La NASA et IBM ont développé un modèle d’IA open-source dédié à la cartographie lunaire. Cet outil facilite l’analyse de la surface et l’identification de zones clefs, comme les dépôts de glace, marquant une avancée majeure pour les futures missions.
La NASA et IBM ont uni leurs forces pour concevoir un modèle d’intelligence artificielle open-source consacré à l’exploration lunaire. Cet outil novateur simplifiera le travail des chercheurs en analysant la surface de notre satellite.

Un modèle pour l’exploration lunaire
Après le succès de la mission Artemis II, la NASA s’est associée à IBM pour créer le modèle NASA-IBM Lunar Foundation Model.
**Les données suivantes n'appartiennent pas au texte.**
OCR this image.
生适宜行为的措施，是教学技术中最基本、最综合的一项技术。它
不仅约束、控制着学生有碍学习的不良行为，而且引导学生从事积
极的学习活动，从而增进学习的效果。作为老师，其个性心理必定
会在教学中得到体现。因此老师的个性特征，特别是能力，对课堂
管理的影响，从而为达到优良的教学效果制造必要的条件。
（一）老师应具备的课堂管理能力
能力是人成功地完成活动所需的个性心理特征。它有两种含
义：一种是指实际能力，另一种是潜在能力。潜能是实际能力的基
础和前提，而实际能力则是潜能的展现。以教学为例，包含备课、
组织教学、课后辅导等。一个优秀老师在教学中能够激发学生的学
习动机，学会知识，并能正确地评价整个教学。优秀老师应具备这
Ce système, désormais accessible sur la plateforme Hugging Face, excelle notamment dans la détection précise des zones susceptibles de contenir de la glace en surface.
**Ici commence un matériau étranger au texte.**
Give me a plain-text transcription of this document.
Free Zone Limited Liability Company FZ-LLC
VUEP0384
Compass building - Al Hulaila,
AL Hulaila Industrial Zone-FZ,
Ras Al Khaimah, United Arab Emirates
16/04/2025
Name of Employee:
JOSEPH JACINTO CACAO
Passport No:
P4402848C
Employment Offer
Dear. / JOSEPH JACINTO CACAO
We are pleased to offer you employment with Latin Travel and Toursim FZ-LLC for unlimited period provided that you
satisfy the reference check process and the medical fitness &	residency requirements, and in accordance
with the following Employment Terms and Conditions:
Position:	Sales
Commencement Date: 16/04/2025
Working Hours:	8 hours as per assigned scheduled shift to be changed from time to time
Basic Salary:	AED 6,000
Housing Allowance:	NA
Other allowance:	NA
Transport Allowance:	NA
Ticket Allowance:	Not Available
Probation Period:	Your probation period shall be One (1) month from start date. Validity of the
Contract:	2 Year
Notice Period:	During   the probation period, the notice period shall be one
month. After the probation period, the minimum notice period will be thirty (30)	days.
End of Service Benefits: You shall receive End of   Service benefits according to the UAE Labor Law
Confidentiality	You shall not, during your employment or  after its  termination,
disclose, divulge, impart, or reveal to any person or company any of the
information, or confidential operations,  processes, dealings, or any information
Les scientifiques ont évalué son efficacité en confrontant ses prévisions avec des cartes thermiques et géologiques déjà approuvées par leurs pairs.
Le modèle a également été comparé au SwinV2-B, un système de vision par ordinateur de Microsoft. Les résultats ont montré une réduction significative des erreurs, atteignant 23%.
Surmonter les difficultés des cratères et des ombres
La reconnaissance des cratères constitue un autre atout majeur de ce modèle, surpassant le système de Microsoft de 19% avec seulement la moitié des données d’entraînement. Son utilité opérationnelle a été démontrée après la collision d’une fusée Falcon 9 de SpaceX avec la Lune, où l’algorithme a immédiatement identifié le nouveau cratère d’impact, même en superposition avec un cratère préexistant.
L’entraînement de cette IA a dû contourner les défis posés par les éclairages lunaires. Contrairement à la Terre, où l’atmosphère diffuse la lumière, les ombres sur la Lune sont profondes et nettes. Cette absence de diffusion fait qu’un cratère peut présenter une apparence totalement différente selon la position du Soleil.
Les techniques classiques d’entraînement, qui masquent des parties d’image pour les faire reconstruire par le système, ont échoué à cause de la similarité morphologique des cratères. La solution a été de diviser la Lune en régions géographiques distinctes, assurant ainsi une indépendance totale entre les données d’entraînement et de test.
Au-delà du modèle, ce partenariat fournit un jeu de données publiques, collectées par des missions comme le Lunar Reconnaissance Orbiter de la NASA et SELENE du Japon. Cette base de données géoréférencées permettra à des chercheurs du monde entier de développer leurs propres outils.